Multiple Requests with Same Cache
You can reuse the same cached content across multiple requests:
from google.genai import types
# First request
response1 = client.models.generate_content(
model='gemini-2.5-flash',
contents='What are the main topics in the pdfs?',
config=types.GenerateContentConfig(
cached_content=cached_content.name,
),
)
# Second request with different question
response2 = client.models.generate_content(
model='gemini-2.5-flash',
contents='List the key findings from the pdfs',
config=types.GenerateContentConfig(
cached_content=cached_content.name,
),
)
# Third request
response3 = client.models.generate_content(
model='gemini-2.5-flash',
contents='Compare the methodologies in both pdfs',
config=types.GenerateContentConfig(
cached_content=cached_content.name,
),
)
Each request benefits from the cached content without reprocessing the PDFs.
Listing Caches
View all your cached content:
caches = client.caches.list()
for cache in caches:
print(f"Name: {cache.name}")
print(f"Display name: {cache.display_name}")
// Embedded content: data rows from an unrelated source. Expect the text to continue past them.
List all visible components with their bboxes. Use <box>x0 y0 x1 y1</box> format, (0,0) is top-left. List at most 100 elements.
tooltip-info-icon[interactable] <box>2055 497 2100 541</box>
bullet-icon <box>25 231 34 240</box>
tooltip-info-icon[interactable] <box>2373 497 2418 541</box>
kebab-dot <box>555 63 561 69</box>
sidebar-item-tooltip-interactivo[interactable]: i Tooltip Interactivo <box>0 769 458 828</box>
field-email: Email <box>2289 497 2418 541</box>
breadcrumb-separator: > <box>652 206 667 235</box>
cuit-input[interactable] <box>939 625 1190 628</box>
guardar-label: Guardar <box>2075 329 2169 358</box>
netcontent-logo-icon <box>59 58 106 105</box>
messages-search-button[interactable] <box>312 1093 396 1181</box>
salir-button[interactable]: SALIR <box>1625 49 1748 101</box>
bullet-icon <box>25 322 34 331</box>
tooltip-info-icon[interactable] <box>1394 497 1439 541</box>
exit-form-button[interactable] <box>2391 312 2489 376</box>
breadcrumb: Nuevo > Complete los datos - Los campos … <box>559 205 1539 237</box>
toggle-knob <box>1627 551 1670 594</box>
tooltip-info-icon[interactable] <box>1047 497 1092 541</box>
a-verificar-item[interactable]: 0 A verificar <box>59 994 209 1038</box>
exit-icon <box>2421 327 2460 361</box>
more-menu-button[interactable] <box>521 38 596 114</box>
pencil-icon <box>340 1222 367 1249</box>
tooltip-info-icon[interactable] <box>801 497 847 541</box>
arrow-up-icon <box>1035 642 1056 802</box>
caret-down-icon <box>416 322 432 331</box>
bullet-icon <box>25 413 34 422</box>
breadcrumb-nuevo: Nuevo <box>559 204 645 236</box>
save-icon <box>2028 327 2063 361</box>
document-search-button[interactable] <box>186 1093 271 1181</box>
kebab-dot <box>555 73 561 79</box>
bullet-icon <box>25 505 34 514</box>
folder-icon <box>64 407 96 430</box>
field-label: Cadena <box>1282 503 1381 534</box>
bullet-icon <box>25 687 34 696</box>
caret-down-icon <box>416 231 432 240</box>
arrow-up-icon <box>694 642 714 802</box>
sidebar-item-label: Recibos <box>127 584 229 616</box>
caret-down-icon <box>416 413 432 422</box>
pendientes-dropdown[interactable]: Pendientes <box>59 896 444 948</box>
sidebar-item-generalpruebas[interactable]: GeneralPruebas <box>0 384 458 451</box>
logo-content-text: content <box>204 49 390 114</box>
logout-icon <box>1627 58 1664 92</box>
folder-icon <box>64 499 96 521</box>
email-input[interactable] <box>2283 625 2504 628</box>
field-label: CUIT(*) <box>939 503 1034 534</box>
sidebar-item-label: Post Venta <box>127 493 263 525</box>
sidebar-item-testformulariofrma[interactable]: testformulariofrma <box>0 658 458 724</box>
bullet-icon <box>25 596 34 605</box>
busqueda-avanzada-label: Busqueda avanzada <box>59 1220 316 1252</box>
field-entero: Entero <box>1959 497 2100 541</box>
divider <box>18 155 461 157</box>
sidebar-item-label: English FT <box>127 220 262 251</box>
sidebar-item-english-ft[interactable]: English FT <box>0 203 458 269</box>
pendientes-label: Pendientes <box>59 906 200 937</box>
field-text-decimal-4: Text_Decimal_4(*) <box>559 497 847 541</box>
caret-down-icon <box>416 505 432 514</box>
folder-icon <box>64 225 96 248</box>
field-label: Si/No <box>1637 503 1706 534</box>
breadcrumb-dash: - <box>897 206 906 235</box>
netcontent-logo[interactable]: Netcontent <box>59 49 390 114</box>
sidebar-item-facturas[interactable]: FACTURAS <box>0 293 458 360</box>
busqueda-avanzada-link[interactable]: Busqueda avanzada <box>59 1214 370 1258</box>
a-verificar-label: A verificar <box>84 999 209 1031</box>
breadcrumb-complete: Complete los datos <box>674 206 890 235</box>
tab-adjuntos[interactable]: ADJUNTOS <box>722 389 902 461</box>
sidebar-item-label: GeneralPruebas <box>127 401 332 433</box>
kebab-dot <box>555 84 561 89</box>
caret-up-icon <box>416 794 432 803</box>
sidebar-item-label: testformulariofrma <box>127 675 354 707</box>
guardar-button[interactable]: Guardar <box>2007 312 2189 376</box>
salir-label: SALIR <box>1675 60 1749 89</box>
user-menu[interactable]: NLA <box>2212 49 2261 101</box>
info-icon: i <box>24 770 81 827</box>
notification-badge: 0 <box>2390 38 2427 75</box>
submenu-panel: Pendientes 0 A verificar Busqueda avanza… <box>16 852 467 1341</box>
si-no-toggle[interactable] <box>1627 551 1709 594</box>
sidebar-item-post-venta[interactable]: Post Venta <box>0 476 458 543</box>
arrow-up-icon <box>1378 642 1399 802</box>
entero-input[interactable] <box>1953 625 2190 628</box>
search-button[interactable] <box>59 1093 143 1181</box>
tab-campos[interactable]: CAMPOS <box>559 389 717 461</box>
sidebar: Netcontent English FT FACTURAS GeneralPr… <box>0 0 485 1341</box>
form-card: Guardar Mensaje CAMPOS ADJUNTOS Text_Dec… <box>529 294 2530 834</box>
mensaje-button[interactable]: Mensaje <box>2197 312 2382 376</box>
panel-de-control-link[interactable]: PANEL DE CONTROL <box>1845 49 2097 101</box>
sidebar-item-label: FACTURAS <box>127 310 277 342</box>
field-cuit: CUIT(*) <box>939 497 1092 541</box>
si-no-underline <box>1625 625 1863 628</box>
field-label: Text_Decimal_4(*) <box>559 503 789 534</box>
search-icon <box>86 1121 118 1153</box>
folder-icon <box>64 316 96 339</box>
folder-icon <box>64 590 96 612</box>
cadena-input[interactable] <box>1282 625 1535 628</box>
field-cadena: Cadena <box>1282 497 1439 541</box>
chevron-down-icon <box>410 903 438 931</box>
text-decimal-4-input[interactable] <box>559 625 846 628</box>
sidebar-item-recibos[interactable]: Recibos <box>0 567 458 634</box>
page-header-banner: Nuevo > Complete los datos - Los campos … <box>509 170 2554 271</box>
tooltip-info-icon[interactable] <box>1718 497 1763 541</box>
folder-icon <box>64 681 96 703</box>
print(f"Expires at: {cache.expire_time}")
Updating Cache TTL
Extend the lifetime of a cache:
from google.genai import types
updated_cache = client.caches.update(
name=cached_content.name,
config=types.UpdateCachedContentConfig(
ttl='7200s', # Extend to 2 hours
),
)
Deleting Cached Content
Manually delete a cache before it expires:
client.caches.delete(name=cached_content.name)
Best Practices
- Cache large content: Only cache content that’s large enough to benefit from caching (typically > 10K tokens)
- Set appropriate TTL: Balance between cache availability and cost
- Reuse caches: Use the same cache across multiple requests to maximize benefits
- Monitor expiration: Track cache expiration times and recreate as needed
- Cache stable content: Best for content that doesn’t change frequently
Common Use Cases
Long Documents
Cache large documents for Q&A:
from google.genai import types
# Create cache with document
cached_content = client.caches.create(
model='gemini-2.5-flash',
config=types.CreateCachedContentConfig(
contents=[
types.Content(
role='user',
parts=[types.Part.from_uri(
file_uri='gs://path/to/large-document.pdf',
mime_type='application/pdf'
)],
)
],
display_name='Product documentation',
ttl='86400s', # Cache for 24 hours
),
)
# Ask multiple questions
for question in questions:
response = client.models.generate_content(
model='gemini-2.5-flash',
contents=question,
config=types.GenerateContentConfig(
cached_content=cached_content.name,
),
)
print(response.text)
System Instructions
Cache system instructions for consistent behavior:
from google.genai import types
# Cache system instructions
cached_content = client.caches.create(
model='gemini-2.5-flash',
config=types.CreateCachedContentConfig(
contents=[],
system_instruction='You are a helpful coding assistant that follows best practices...',
display_name='Coding assistant persona',
ttl='86400s',
),
)
# Use for multiple conversations
response = client.models.generate_content(
model='gemini-2.5-flash',
contents='How do I write a Python decorator?',
config=types.GenerateContentConfig(
cached_content=cached_content.name,
),
)
Knowledge Base
Cache multiple documents as a knowledge base:
from google.genai import types
# Cache multiple documents
cached_content = client.caches.create(
model='gemini-2.5-flash',
config=types.CreateCachedContentConfig(
contents=[
types.Content(
role='user',
parts=[
types.Part.from_uri(
file_uri=uri,
mime_type='application/pdf'
)
for uri in document_uris
],
)
],
display_name='Company knowledge base',
ttl='604800s', # 7 days
),
)
Cost Optimization
Caching reduces costs significantly for repeated content:
- First request: Normal token pricing for cached content
- Subsequent requests: Discounted pricing for cached tokens
- Threshold: Caching is cost-effective when content is reused 2+ times
Cache tokens are counted separately from prompt and output tokens. Cached content typically costs much less than regular prompt tokens.